I am kind of at a loss for the moment. I finished a first draft of my introduction chapter this afternoon. It's very rough in some places and it has some gaps that I'll come back to when I've written the lit review. I'll come back to it tomorrow or Friday, but I want to leave it alone for a bit so I'll be fresher when I edit.
What to do next? I have the luxury of a day or so to do some strategic reading that will push my thinking forward in other chapters.
Everytime I get told "you can't do this or that because of blah blah blah" I must remember that there are no rules. EVERYTHING is negotiable.
there are no rules there are no rules there are no rules. (The rhetorical 'rule of three' but that's just a suggestion, not a rule.)

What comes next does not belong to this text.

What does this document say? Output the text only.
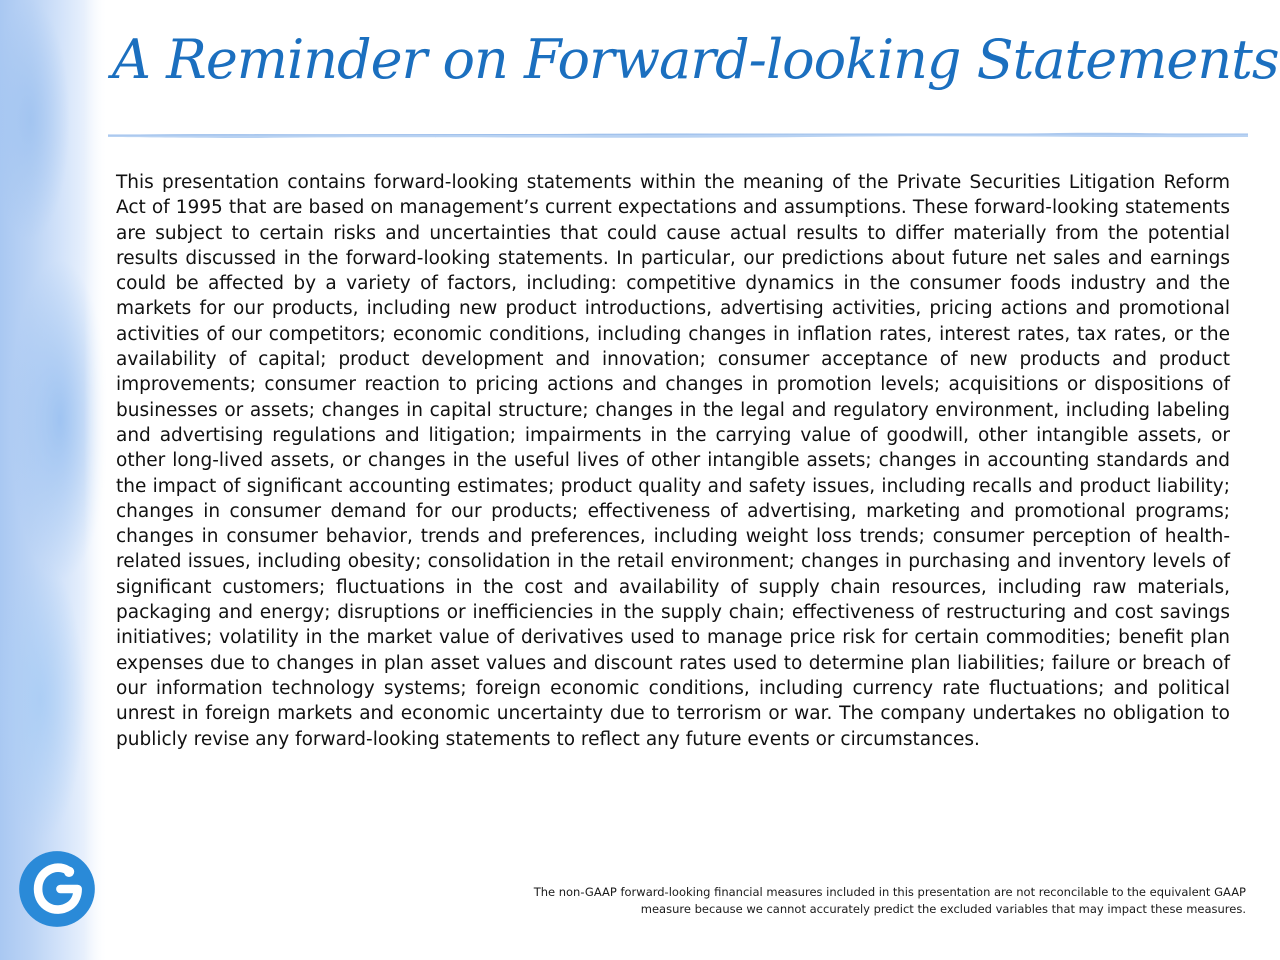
A Reminder on Forward-looking Statements

This presentation contains forward-looking statements within the meaning of the Private Securities Litigation Reform Act of 1995 that are based on management’s current expectations and assumptions. These forward-looking statements are subject to certain risks and uncertainties that could cause actual results to differ materially from the potential results discussed in the forward-looking statements. In particular, our predictions about future net sales and earnings could be affected by a variety of factors, including: competitive dynamics in the consumer foods industry and the markets for our products, including new product introductions, advertising activities, pricing actions and promotional activities of our competitors; economic conditions, including changes in inflation rates, interest rates, tax rates, or the availability of capital; product development and innovation; consumer acceptance of new products and product improvements; consumer reaction to pricing actions and changes in promotion levels; acquisitions or dispositions of businesses or assets; changes in capital structure; changes in the legal and regulatory environment, including labeling and advertising regulations and litigation; impairments in the carrying value of goodwill, other intangible assets, or other long-lived assets, or changes in the useful lives of other intangible assets; changes in accounting standards and the impact of significant accounting estimates; product quality and safety issues, including recalls and product liability; changes in consumer demand for our products; effectiveness of advertising, marketing and promotional programs; changes in consumer behavior, trends and preferences, including weight loss trends; consumer perception of health-related issues, including obesity; consolidation in the retail environment; changes in purchasing and inventory levels of significant customers; fluctuations in the cost and availability of supply chain resources, including raw materials, packaging and energy; disruptions or inefficiencies in the supply chain; effectiveness of restructuring and cost savings initiatives; volatility in the market value of derivatives used to manage price risk for certain commodities; benefit plan expenses due to changes in plan asset values and discount rates used to determine plan liabilities; failure or breach of our information technology systems; foreign economic conditions, including currency rate fluctuations; and political unrest in foreign markets and economic uncertainty due to terrorism or war. The company undertakes no obligation to publicly revise any forward-looking statements to reflect any future events or circumstances.

The non-GAAP forward-looking financial measures included in this presentation are not reconcilable to the equivalent GAAP
measure because we cannot accurately predict the excluded variables that may impact these measures.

In other news, I have have put together an ambitious (but do-able) schedule to complete the rest of the writing. I met my goal of 800 words yesterday, so I feel pretty good about it. It's tiring though, and after about 3-4 hours I feel drained. I am hoping that preparing my class will be a welcome diversion.
I don't like it when my sense of self-worth zigs and zags all day depending on phone calls and emails. I tried to track down some results for some of my job applications - one "no," three messages unreturned. If I had known in January that my life (and B's) would still be this uncertain now, I wouldn't have made it this far!
Now I've just emailed everyone on my committee with a progress update and a request to consider August for my defense. It sounds possible, if ambitious, but based on my sitting around doing pokey little chores all day, I wonder how I am going to crank up into full production mode.
I think I just have to write hard and fast and not worry so much. Just get the ideas out into the light of day, and then work on clarifying and strengthening the arguments.